Troyes : un Tchétchène impliqué dans les violences urbaines à Dijon arrêté, d'autres interpellations dans la région

Un ressortissant Tchétchène a été arrêté ce jeudi 18 juin au matin à Troyes. Il aurait été impliqué dans les violences urbaines dans le quartier des Grésilles à Dijon. Plusieurs autres personnes ont également été arrêtées dans cette même affaire, dont une en Alsace. 
Dimanche 14 juin à Dijon.
Dimanche 14 juin à Dijon. © France Télévisions

L'opération de police s'est déroulée tôt ce jeudi 18 juin au matin. Une arrestation qui fait suite aux violences survenues à Dijon, dans le quartier des Grésilles avant hier. Un homme originaire de Tchétchénie a été interpellé. Une vaste opération de police qui a eu lieu au 38 boulevard Blanqui. La police judiciaire et le Raid étaient sur place. La procureure de Troyes a confirmé cette interpellation à France 3 Champagne-Ardenne, mais renvoie vers le parquet de Dijon qui est chargé de l'enquête. D'autres interpellations ont eu lieu à Dôle, Dijon, Saverne, en Alsace, Besançon et Saint-Etienne. En tout, cinq personnes ont été arrêtées dans cette affaire, selon nos informations. 

L'immeuble ou résidait le Tchétchène boulevard Blanqui à Troyes.
L'immeuble ou résidait le Tchétchène boulevard Blanqui à Troyes. © Brice Bachon - FTV

A Troyes, l'arrestation a eu lieu au sein d'une famille qui vit au 4ème étage de l’immeuble du Boulevard Blanqui. Un voisin confirme : "Il y avait plusieurs voitures du RAID. On se demandait ce qu’il se passait. Y en avait qui étaient en bas de l’immeuble et qui visaient les fenêtres avec des snipers". "Ce sont nos voisins, je les connais bien, ils sont gentils ». 

On a été très surpris, ils ont défoncé la porte. Il était aux alentours de 5h35, ça a fait beaucoup de bruit, il y avait beaucoup d’hommes armés.

Une voisine du 3ème étage

 

Ouverture d'une enquête de flagrance par le parquet de Dijon

Cette enquête est destinée à comprendre de quelle manière les différentes infractions commises ont pu être provoquées ou organisées, d’en identifier les auteurs et d’y donner les suites appropriées. Elle a été confiée conjointement à la direction interrégionale de la police judiciaire de Dijon, à la Sûreté urbaine de la direction départementale de la sécurité publique de Dijon et depuis le 15 juin 2020, le parquet de Dijon a également saisi le directeur central de la police judiciaire de manière à pouvoir s’assurer du concours des différents offices et services centraux de la police judiciaire.

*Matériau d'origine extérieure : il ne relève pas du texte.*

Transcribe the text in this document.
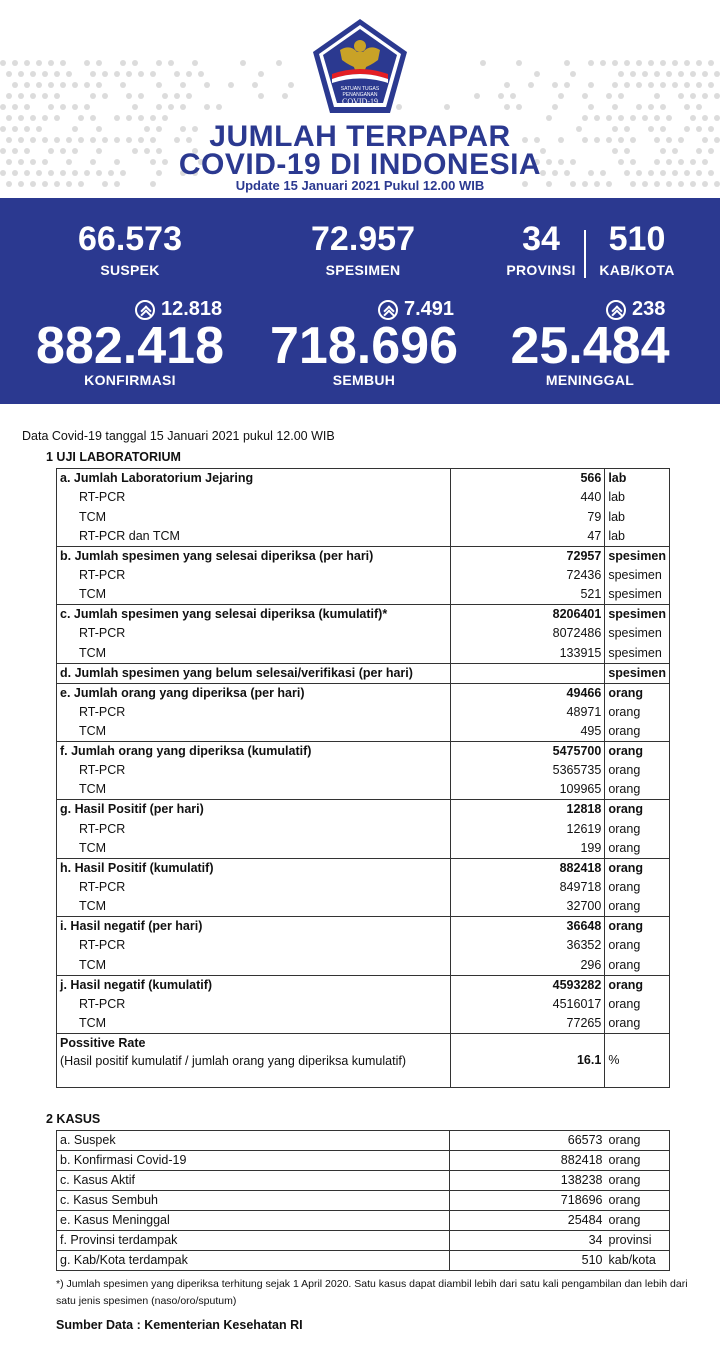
SATUAN TUGAS
PENANGANAN
COVID-19
JUMLAH TERPAPAR
COVID-19 DI INDONESIA
Update 15 Januari 2021 Pukul 12.00 WIB
66.573
SUSPEK
72.957
SPESIMEN
34
PROVINSI
510
KAB/KOTA
12.818
882.418
KONFIRMASI
7.491
718.696
SEMBUH
238
25.484
MENINGGAL
Data Covid-19 tanggal 15 Januari 2021 pukul 12.00 WIB
1 UJI LABORATORIUM
a. Jumlah Laboratorium Jejaring	566	lab
RT-PCR	440	lab
TCM	79	lab
RT-PCR dan TCM	47	lab
b. Jumlah spesimen yang selesai diperiksa (per hari)	72957	spesimen
RT-PCR	72436	spesimen
TCM	521	spesimen
c. Jumlah spesimen yang selesai diperiksa (kumulatif)*	8206401	spesimen
RT-PCR	8072486	spesimen
TCM	133915	spesimen
d. Jumlah spesimen yang belum selesai/verifikasi (per hari)		spesimen
e. Jumlah orang yang diperiksa (per hari)	49466	orang
RT-PCR	48971	orang
TCM	495	orang
f. Jumlah orang yang diperiksa (kumulatif)	5475700	orang
RT-PCR	5365735	orang
TCM	109965	orang
g. Hasil Positif (per hari)	12818	orang
RT-PCR	12619	orang
TCM	199	orang
h. Hasil Positif (kumulatif)	882418	orang
RT-PCR	849718	orang
TCM	32700	orang
i. Hasil negatif (per hari)	36648	orang
RT-PCR	36352	orang
TCM	296	orang
j. Hasil negatif (kumulatif)	4593282	orang
RT-PCR	4516017	orang
TCM	77265	orang
Possitive Rate
(Hasil positif kumulatif / jumlah orang yang diperiksa kumulatif)	16.1	%
2 KASUS
a. Suspek	66573	orang
b. Konfirmasi Covid-19	882418	orang
c. Kasus Aktif	138238	orang
c. Kasus Sembuh	718696	orang
e. Kasus Meninggal	25484	orang
f. Provinsi terdampak	34	provinsi
g. Kab/Kota terdampak	510	kab/kota
*) Jumlah spesimen yang diperiksa terhitung sejak 1 April 2020. Satu kasus dapat diambil lebih dari satu kali pengambilan dan lebih dari satu jenis spesimen (naso/oro/sputum)
Sumber Data : Kementerian Kesehatan RI
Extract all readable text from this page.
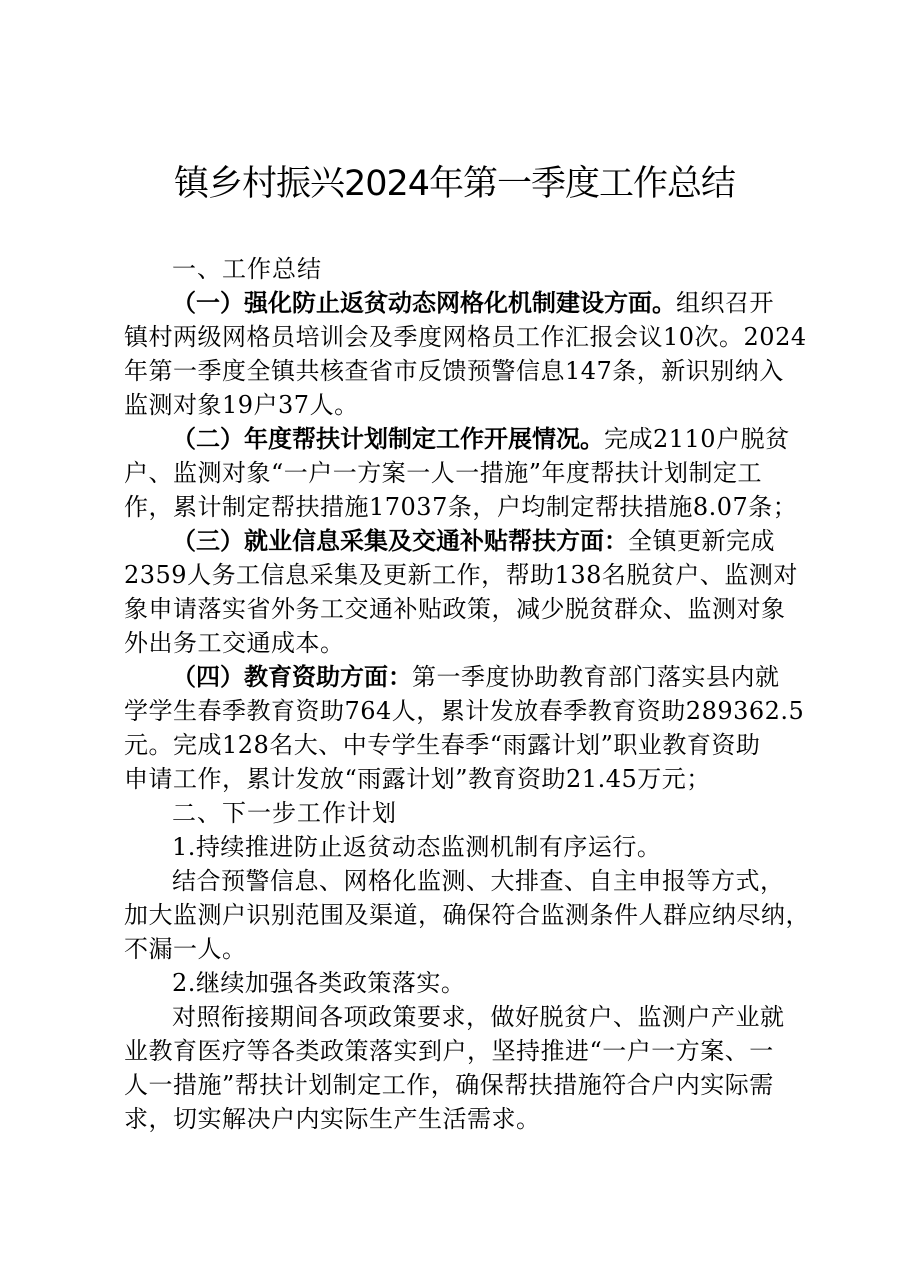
镇乡村振兴2024年第一季度工作总结
一、工作总结
（一）强化防止返贫动态网格化机制建设方面。组织召开
镇村两级网格员培训会及季度网格员工作汇报会议10次。2024
年第一季度全镇共核查省市反馈预警信息147条，新识别纳入
监测对象19户37人。
（二）年度帮扶计划制定工作开展情况。完成2110户脱贫
户、监测对象“一户一方案一人一措施”年度帮扶计划制定工
作，累计制定帮扶措施17037条，户均制定帮扶措施8.07条；
（三）就业信息采集及交通补贴帮扶方面：全镇更新完成
2359人务工信息采集及更新工作，帮助138名脱贫户、监测对
象申请落实省外务工交通补贴政策，减少脱贫群众、监测对象
外出务工交通成本。
（四）教育资助方面：第一季度协助教育部门落实县内就
学学生春季教育资助764人，累计发放春季教育资助289362.5
元。完成128名大、中专学生春季“雨露计划”职业教育资助
申请工作，累计发放“雨露计划”教育资助21.45万元；
二、下一步工作计划
1.持续推进防止返贫动态监测机制有序运行。
结合预警信息、网格化监测、大排查、自主申报等方式，
加大监测户识别范围及渠道，确保符合监测条件人群应纳尽纳，
不漏一人。
2.继续加强各类政策落实。
对照衔接期间各项政策要求，做好脱贫户、监测户产业就
业教育医疗等各类政策落实到户，坚持推进“一户一方案、一
人一措施”帮扶计划制定工作，确保帮扶措施符合户内实际需
求，切实解决户内实际生产生活需求。
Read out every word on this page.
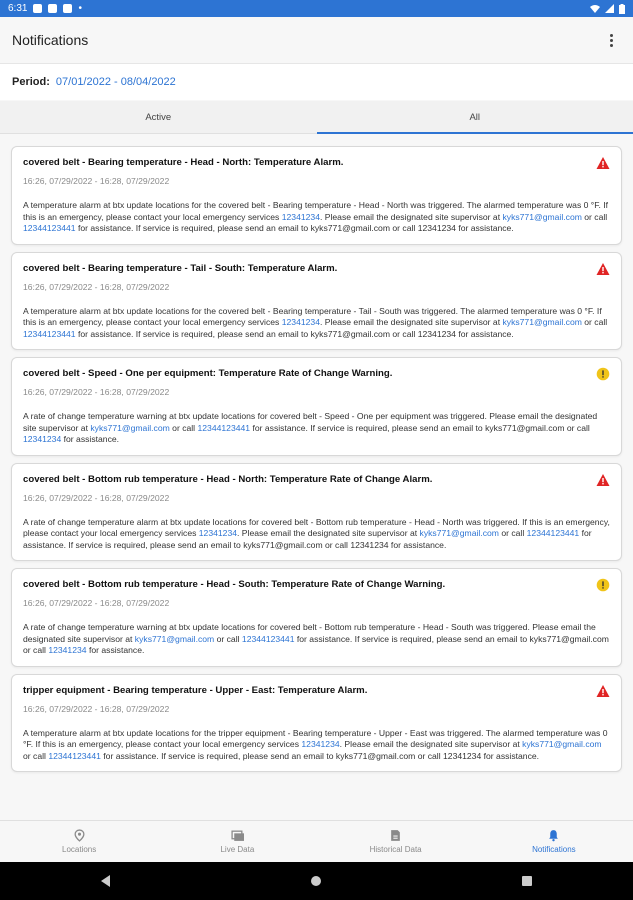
6:31	•
Notifications
Period: 07/01/2022 - 08/04/2022
Active	All
covered belt - Bearing temperature - Head - North: Temperature Alarm.
16:26, 07/29/2022 - 16:28, 07/29/2022
A temperature alarm at btx update locations for the covered belt - Bearing temperature - Head - North was triggered. The alarmed temperature was 0 °F. If this is an emergency, please contact your local emergency services 12341234. Please email the designated site supervisor at kyks771@gmail.com or call 12344123441 for assistance. If service is required, please send an email to kyks771@gmail.com or call 12341234 for assistance.
covered belt - Bearing temperature - Tail - South: Temperature Alarm.
16:26, 07/29/2022 - 16:28, 07/29/2022
A temperature alarm at btx update locations for the covered belt - Bearing temperature - Tail - South was triggered. The alarmed temperature was 0 °F. If this is an emergency, please contact your local emergency services 12341234. Please email the designated site supervisor at kyks771@gmail.com or call 12344123441 for assistance. If service is required, please send an email to kyks771@gmail.com or call 12341234 for assistance.
covered belt - Speed - One per equipment: Temperature Rate of Change Warning.
16:26, 07/29/2022 - 16:28, 07/29/2022
A rate of change temperature warning at btx update locations for covered belt - Speed - One per equipment was triggered. Please email the designated site supervisor at kyks771@gmail.com or call 12344123441 for assistance. If service is required, please send an email to kyks771@gmail.com or call 12341234 for assistance.
covered belt - Bottom rub temperature - Head - North: Temperature Rate of Change Alarm.
16:26, 07/29/2022 - 16:28, 07/29/2022
A rate of change temperature alarm at btx update locations for covered belt - Bottom rub temperature - Head - North was triggered. If this is an emergency, please contact your local emergency services 12341234. Please email the designated site supervisor at kyks771@gmail.com or call 12344123441 for assistance. If service is required, please send an email to kyks771@gmail.com or call 12341234 for assistance.
covered belt - Bottom rub temperature - Head - South: Temperature Rate of Change Warning.
16:26, 07/29/2022 - 16:28, 07/29/2022
A rate of change temperature warning at btx update locations for covered belt - Bottom rub temperature - Head - South was triggered. Please email the designated site supervisor at kyks771@gmail.com or call 12344123441 for assistance. If service is required, please send an email to kyks771@gmail.com or call 12341234 for assistance.
tripper equipment - Bearing temperature - Upper - East: Temperature Alarm.
16:26, 07/29/2022 - 16:28, 07/29/2022
A temperature alarm at btx update locations for the tripper equipment - Bearing temperature - Upper - East was triggered. The alarmed temperature was 0 °F. If this is an emergency, please contact your local emergency services 12341234. Please email the designated site supervisor at kyks771@gmail.com or call 12344123441 for assistance. If service is required, please send an email to kyks771@gmail.com or call 12341234 for assistance.
Locations	Live Data	Historical Data	Notifications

De très nombreuses constatations, auditions, réquisitions et des actes techniques ont été réalisés. Ce matin, 18 juin 2020, cinq gardes à vue ont débuté et des perquisitions ont été réalisées dans plusieurs villes. Elles sont destinées à vérifier les premiers éléments de cette enquête, confie le procureur de la République de Dijon dans un communiqué.

Pour la quatrième nuit consécutive, lundi 15 juin, des dizaines de personnes armées de barres de fer et d'armes de poing s'étaient rassemblées à Dijon. Dans le quartier des Grésilles, elles ont tiré en l'air, visé des caméras de surveillance et incendié des poubelles et des véhicules. Après un week-end de violences. Dans la nuit du dimanche 14 juin au lundi 15 juin, une poussée de fièvre inédite avait eu lieu à Dijon. 

Des affrontements fin avril dans l'Aube

Plusieurs dizaines de personnes se revendiquant comme Tchétchènes se sont rendues dans le quartier des Grésilles de Dijon, armées pour la plupart de barres de fer. Le groupe -impressionnant- s'est déplacé une bonne partie de la nuit en cortège de véhicules. Ses représentants affirment vouloir régler un conflit avec des "dealers" qui auraient passé un tabac un jeune Tchétchène il y a quelques jours, un jeune qui serait gravement blessé. 

Dans l'Aube, une scène de guérilla s'est produite fin avril, à Barberey-Saint-Suplice, impliquant une cinquantaine de Tchétchènes. Ils avaient fait irruption dans un hôtel, utilisé pour héberger des migrants. « Une scène de guerre », témoignait une victime, dans les colonnes de nos confrères de l'Est Eclair. La violence de cette expédition punitive avait surpris. Une cinquantaine d’hommes armés, des Tchétchènes, avaient fait irruption sur place en courant sur le site de l’ancien Fast Hôtel. Armés de bâtons, de battes, de crosses, et de barres de fer. Quatre hommes avaient été blessés : les deux agents de sécurité et deux Africains.